In Moderna’s case, they’re aiming to have preliminary data by the end of year, and they’re hoping to have their vaccine available sometime in 2021. Their manufacturing partner, a Swiss company named Lonza, plans on helping Moderna create up to one billion doses. That is, if it’s approved. And as far as the race goes, University of Oxford is not too far behind them.
Instead of an mRNA molecule, University of Oxford is using a weakened and modified version of a chimpanzee adenovirus vaccine vector. That’s basically a harmless virus that causes colds in chimps. Their vaccine is called the (ChAdOx1 nCoV-19) or AZD1222 and it also uses the genetic code for the coronavirus “spike protein”. But instead of placing it inside an mRNA molecule, the team placed these instructions inside the adenovirus. This induces a similar immune response to protect the body from future infections.
What makes ChAdOx1 so promising is that this method has been used before on another coronavirus called MERS, of which there was an outbreak in 2012. And unlike mRNA technology, the Chimpanzee adenovirus itself has already been studied for a number of years, and has already been genetically altered so that it’s impossible for it to grow in humans. That means it’s safe to give to children, the elderly, and those with pre-existing conditions like diabetes.
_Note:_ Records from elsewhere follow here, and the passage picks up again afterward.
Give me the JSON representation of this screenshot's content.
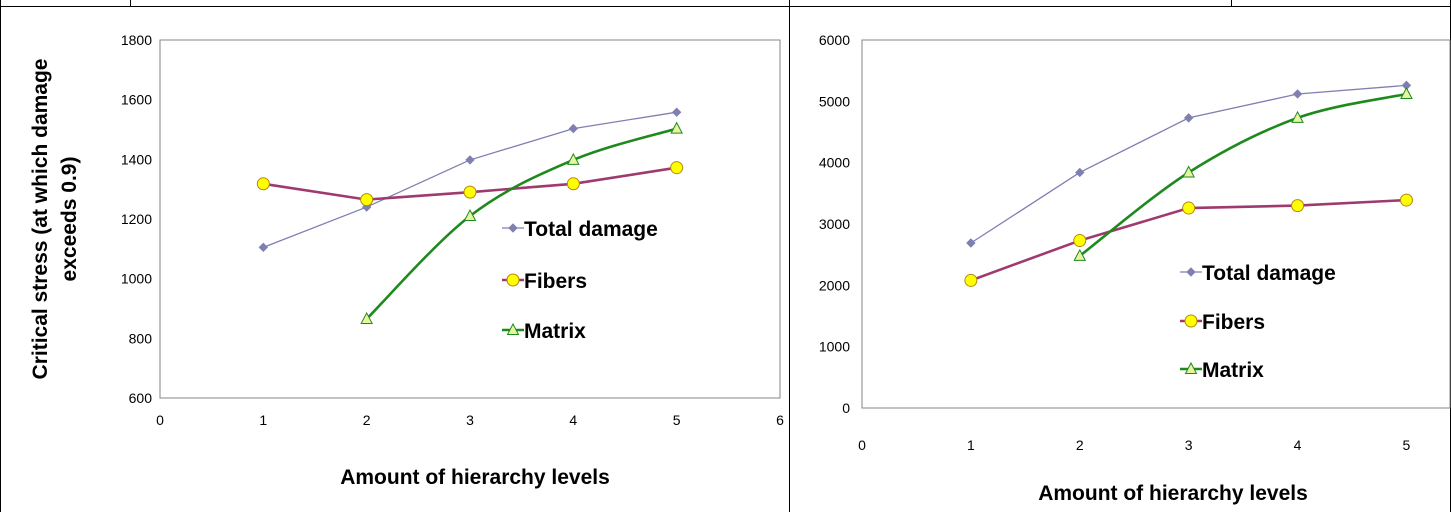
{
  "chart_data": [
    {
      "type": "line",
      "title": "",
      "xlabel": "Amount of hierarchy levels",
      "ylabel": [
        "Critical stress (at which damage",
        "exceeds 0.9)"
      ],
      "xlim": [
        0,
        6
      ],
      "ylim": [
        600,
        1800
      ],
      "x_ticks": [
        "0",
        "1",
        "2",
        "3",
        "4",
        "5",
        "6"
      ],
      "y_ticks": [
        "600",
        "800",
        "1000",
        "1200",
        "1400",
        "1600",
        "1800"
      ],
      "grid": false,
      "legend_position": "right",
      "series": [
        {
          "name": "Total damage",
          "color": "#7f7fb2",
          "marker": "diamond",
          "smooth": false,
          "x": [
            1,
            2,
            3,
            4,
            5
          ],
          "y": [
            1105,
            1240,
            1398,
            1503,
            1558
          ]
        },
        {
          "name": "Fibers",
          "color": "#9e3a6e",
          "marker": "circle",
          "smooth": false,
          "x": [
            1,
            2,
            3,
            4,
            5
          ],
          "y": [
            1318,
            1265,
            1290,
            1318,
            1372
          ]
        },
        {
          "name": "Matrix",
          "color": "#1e8a1e",
          "marker": "triangle",
          "smooth": true,
          "x": [
            2,
            3,
            4,
            5
          ],
          "y": [
            865,
            1210,
            1398,
            1503
          ]
        }
      ]
    },
    {
      "type": "line",
      "title": "",
      "xlabel": "Amount of hierarchy levels",
      "ylabel": "",
      "xlim": [
        0,
        5.4
      ],
      "ylim": [
        0,
        6000
      ],
      "x_ticks": [
        "0",
        "1",
        "2",
        "3",
        "4",
        "5"
      ],
      "y_ticks": [
        "0",
        "1000",
        "2000",
        "3000",
        "4000",
        "5000",
        "6000"
      ],
      "grid": false,
      "legend_position": "bottom-right",
      "series": [
        {
          "name": "Total damage",
          "color": "#7f7fb2",
          "marker": "diamond",
          "smooth": false,
          "x": [
            1,
            2,
            3,
            4,
            5
          ],
          "y": [
            2690,
            3840,
            4730,
            5120,
            5260
          ]
        },
        {
          "name": "Fibers",
          "color": "#9e3a6e",
          "marker": "circle",
          "smooth": false,
          "x": [
            1,
            2,
            3,
            4,
            5
          ],
          "y": [
            2080,
            2730,
            3260,
            3300,
            3390
          ]
        },
        {
          "name": "Matrix",
          "color": "#1e8a1e",
          "marker": "triangle",
          "smooth": true,
          "x": [
            2,
            3,
            4,
            5
          ],
          "y": [
            2480,
            3840,
            4730,
            5120
          ]
        }
      ]
    }
  ],
  "colors": {
    "frame": "#000000",
    "plot_border": "#868686",
    "marker_fill_circle": "#ffff00",
    "marker_fill_triangle": "#e8f5a0"
  }
}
Oxford’s vaccine is already entering the final stages of their trial, which includes thousands of participants. The team estimates “a couple of months” for their data to come in, but again, the timeline is uncertain. But if everything goes to plan, the Australian government has already signed a letter of intent with distribution company AstraZeneca to secure 25 million doses of the vaccine. Because money is what’s really pushing these vaccines through the door.
The U.S.’s action plan, called “Operation Warp Speed”, is investing in both these candidates heavily, with almost $2.5 billion going to Moderna and $1.2 billion to AstraZeneca and University of Oxford. This is in order to reach Operation Warp Speed’s goal to distribute 300 million doses by January 2021. That’s an aggressive timeline that many doubts is even feasible. Not only would this be the fastest vaccine ever created, but also the first ever approved nucleic acid vaccine.
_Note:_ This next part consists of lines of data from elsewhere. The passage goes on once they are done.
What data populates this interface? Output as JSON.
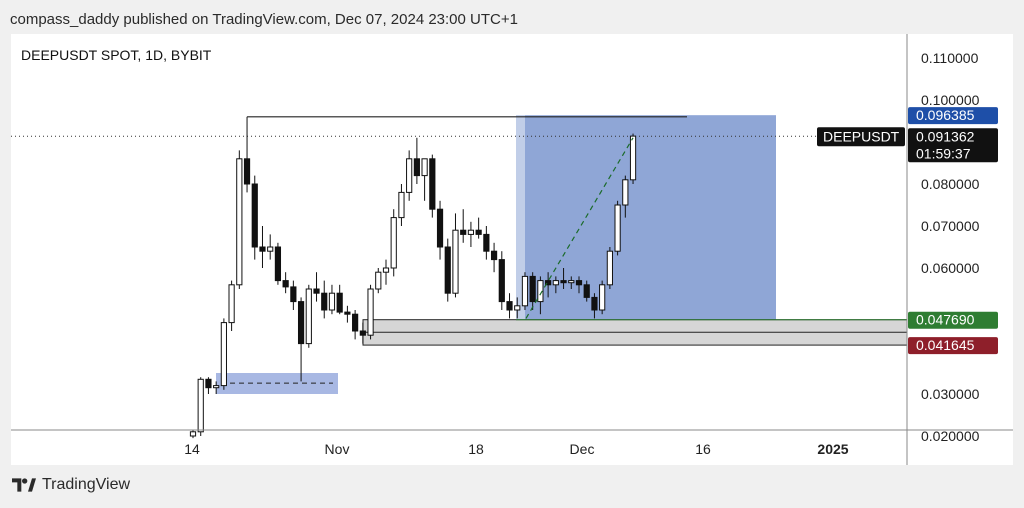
{
  "header": {
    "published_text": "compass_daddy published on TradingView.com, Dec 07, 2024 23:00 UTC+1"
  },
  "footer": {
    "brand": "TradingView",
    "logo_icon": "tradingview-logo-icon"
  },
  "chart_data": {
    "type": "candlestick",
    "title": "DEEPUSDT SPOT, 1D, BYBIT",
    "symbol": "DEEPUSDT",
    "x_tick_labels": [
      "14",
      "Nov",
      "18",
      "Dec",
      "16",
      "2025"
    ],
    "y_tick_labels": [
      "0.110000",
      "0.100000",
      "0.080000",
      "0.070000",
      "0.060000",
      "0.030000",
      "0.020000"
    ],
    "ylim": [
      0.0185,
      0.112
    ],
    "last_price": "0.091362",
    "countdown": "01:59:37",
    "target_label": "0.096385",
    "entry_label": "0.047690",
    "stop_label": "0.041645",
    "colors": {
      "profit_zone": "#7b96cf",
      "loss_zone": "#b07f87",
      "target_badge": "#1e4fa8",
      "entry_badge": "#2e7d32",
      "stop_badge": "#8e1f2a",
      "price_badge": "#111111"
    },
    "candles": [
      {
        "d": "Oct 11",
        "o": 0.02,
        "h": 0.0215,
        "l": 0.0195,
        "c": 0.021
      },
      {
        "d": "Oct 12",
        "o": 0.021,
        "h": 0.034,
        "l": 0.02,
        "c": 0.0335
      },
      {
        "d": "Oct 13",
        "o": 0.0335,
        "h": 0.034,
        "l": 0.03,
        "c": 0.0315
      },
      {
        "d": "Oct 14",
        "o": 0.0315,
        "h": 0.033,
        "l": 0.03,
        "c": 0.032
      },
      {
        "d": "Oct 15",
        "o": 0.032,
        "h": 0.048,
        "l": 0.031,
        "c": 0.047
      },
      {
        "d": "Oct 16",
        "o": 0.047,
        "h": 0.057,
        "l": 0.045,
        "c": 0.056
      },
      {
        "d": "Oct 17",
        "o": 0.056,
        "h": 0.088,
        "l": 0.055,
        "c": 0.086
      },
      {
        "d": "Oct 18",
        "o": 0.086,
        "h": 0.096,
        "l": 0.078,
        "c": 0.08
      },
      {
        "d": "Oct 19",
        "o": 0.08,
        "h": 0.082,
        "l": 0.062,
        "c": 0.065
      },
      {
        "d": "Oct 20",
        "o": 0.065,
        "h": 0.07,
        "l": 0.06,
        "c": 0.064
      },
      {
        "d": "Oct 21",
        "o": 0.064,
        "h": 0.068,
        "l": 0.062,
        "c": 0.065
      },
      {
        "d": "Oct 22",
        "o": 0.065,
        "h": 0.066,
        "l": 0.056,
        "c": 0.057
      },
      {
        "d": "Oct 23",
        "o": 0.057,
        "h": 0.059,
        "l": 0.054,
        "c": 0.0555
      },
      {
        "d": "Oct 24",
        "o": 0.0555,
        "h": 0.057,
        "l": 0.05,
        "c": 0.052
      },
      {
        "d": "Oct 25",
        "o": 0.052,
        "h": 0.053,
        "l": 0.033,
        "c": 0.042
      },
      {
        "d": "Oct 26",
        "o": 0.042,
        "h": 0.056,
        "l": 0.041,
        "c": 0.055
      },
      {
        "d": "Oct 27",
        "o": 0.055,
        "h": 0.059,
        "l": 0.052,
        "c": 0.054
      },
      {
        "d": "Oct 28",
        "o": 0.054,
        "h": 0.057,
        "l": 0.048,
        "c": 0.05
      },
      {
        "d": "Oct 29",
        "o": 0.05,
        "h": 0.056,
        "l": 0.049,
        "c": 0.054
      },
      {
        "d": "Oct 30",
        "o": 0.054,
        "h": 0.056,
        "l": 0.049,
        "c": 0.0495
      },
      {
        "d": "Oct 31",
        "o": 0.0495,
        "h": 0.051,
        "l": 0.047,
        "c": 0.049
      },
      {
        "d": "Nov 01",
        "o": 0.049,
        "h": 0.05,
        "l": 0.043,
        "c": 0.045
      },
      {
        "d": "Nov 02",
        "o": 0.045,
        "h": 0.047,
        "l": 0.042,
        "c": 0.044
      },
      {
        "d": "Nov 03",
        "o": 0.044,
        "h": 0.056,
        "l": 0.043,
        "c": 0.055
      },
      {
        "d": "Nov 04",
        "o": 0.055,
        "h": 0.06,
        "l": 0.054,
        "c": 0.059
      },
      {
        "d": "Nov 05",
        "o": 0.059,
        "h": 0.062,
        "l": 0.056,
        "c": 0.06
      },
      {
        "d": "Nov 06",
        "o": 0.06,
        "h": 0.074,
        "l": 0.058,
        "c": 0.072
      },
      {
        "d": "Nov 07",
        "o": 0.072,
        "h": 0.08,
        "l": 0.07,
        "c": 0.078
      },
      {
        "d": "Nov 08",
        "o": 0.078,
        "h": 0.088,
        "l": 0.076,
        "c": 0.086
      },
      {
        "d": "Nov 09",
        "o": 0.086,
        "h": 0.091,
        "l": 0.08,
        "c": 0.082
      },
      {
        "d": "Nov 10",
        "o": 0.082,
        "h": 0.086,
        "l": 0.076,
        "c": 0.086
      },
      {
        "d": "Nov 11",
        "o": 0.086,
        "h": 0.087,
        "l": 0.072,
        "c": 0.074
      },
      {
        "d": "Nov 12",
        "o": 0.074,
        "h": 0.076,
        "l": 0.062,
        "c": 0.065
      },
      {
        "d": "Nov 13",
        "o": 0.065,
        "h": 0.067,
        "l": 0.052,
        "c": 0.054
      },
      {
        "d": "Nov 14",
        "o": 0.054,
        "h": 0.073,
        "l": 0.053,
        "c": 0.069
      },
      {
        "d": "Nov 15",
        "o": 0.069,
        "h": 0.074,
        "l": 0.066,
        "c": 0.068
      },
      {
        "d": "Nov 16",
        "o": 0.068,
        "h": 0.071,
        "l": 0.065,
        "c": 0.069
      },
      {
        "d": "Nov 17",
        "o": 0.069,
        "h": 0.072,
        "l": 0.067,
        "c": 0.068
      },
      {
        "d": "Nov 18",
        "o": 0.068,
        "h": 0.07,
        "l": 0.062,
        "c": 0.064
      },
      {
        "d": "Nov 19",
        "o": 0.064,
        "h": 0.066,
        "l": 0.059,
        "c": 0.062
      },
      {
        "d": "Nov 20",
        "o": 0.062,
        "h": 0.064,
        "l": 0.05,
        "c": 0.052
      },
      {
        "d": "Nov 21",
        "o": 0.052,
        "h": 0.054,
        "l": 0.048,
        "c": 0.05
      },
      {
        "d": "Nov 22",
        "o": 0.05,
        "h": 0.053,
        "l": 0.048,
        "c": 0.051
      },
      {
        "d": "Nov 23",
        "o": 0.051,
        "h": 0.059,
        "l": 0.05,
        "c": 0.058
      },
      {
        "d": "Nov 24",
        "o": 0.058,
        "h": 0.059,
        "l": 0.05,
        "c": 0.052
      },
      {
        "d": "Nov 25",
        "o": 0.052,
        "h": 0.058,
        "l": 0.049,
        "c": 0.057
      },
      {
        "d": "Nov 26",
        "o": 0.057,
        "h": 0.059,
        "l": 0.053,
        "c": 0.056
      },
      {
        "d": "Nov 27",
        "o": 0.056,
        "h": 0.058,
        "l": 0.054,
        "c": 0.057
      },
      {
        "d": "Nov 28",
        "o": 0.057,
        "h": 0.06,
        "l": 0.055,
        "c": 0.0565
      },
      {
        "d": "Nov 29",
        "o": 0.0565,
        "h": 0.058,
        "l": 0.055,
        "c": 0.057
      },
      {
        "d": "Nov 30",
        "o": 0.057,
        "h": 0.058,
        "l": 0.054,
        "c": 0.056
      },
      {
        "d": "Dec 01",
        "o": 0.056,
        "h": 0.057,
        "l": 0.052,
        "c": 0.053
      },
      {
        "d": "Dec 02",
        "o": 0.053,
        "h": 0.054,
        "l": 0.048,
        "c": 0.05
      },
      {
        "d": "Dec 03",
        "o": 0.05,
        "h": 0.057,
        "l": 0.049,
        "c": 0.056
      },
      {
        "d": "Dec 04",
        "o": 0.056,
        "h": 0.065,
        "l": 0.055,
        "c": 0.064
      },
      {
        "d": "Dec 05",
        "o": 0.064,
        "h": 0.076,
        "l": 0.063,
        "c": 0.075
      },
      {
        "d": "Dec 06",
        "o": 0.075,
        "h": 0.082,
        "l": 0.072,
        "c": 0.081
      },
      {
        "d": "Dec 07",
        "o": 0.081,
        "h": 0.092,
        "l": 0.08,
        "c": 0.0914
      }
    ]
  }
}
So as of right now, our best hopes are that either Moderna or Oxford’s vaccines will prove to be safe, and effective, and that one or both will be available and affordable for me and you. In terms of when this will all happen, the best we can optimistically say is maybe “sometime in 2021”. So until then, practice social distancing, wash your hands, wear your mask, and stay safe. For you and those you love.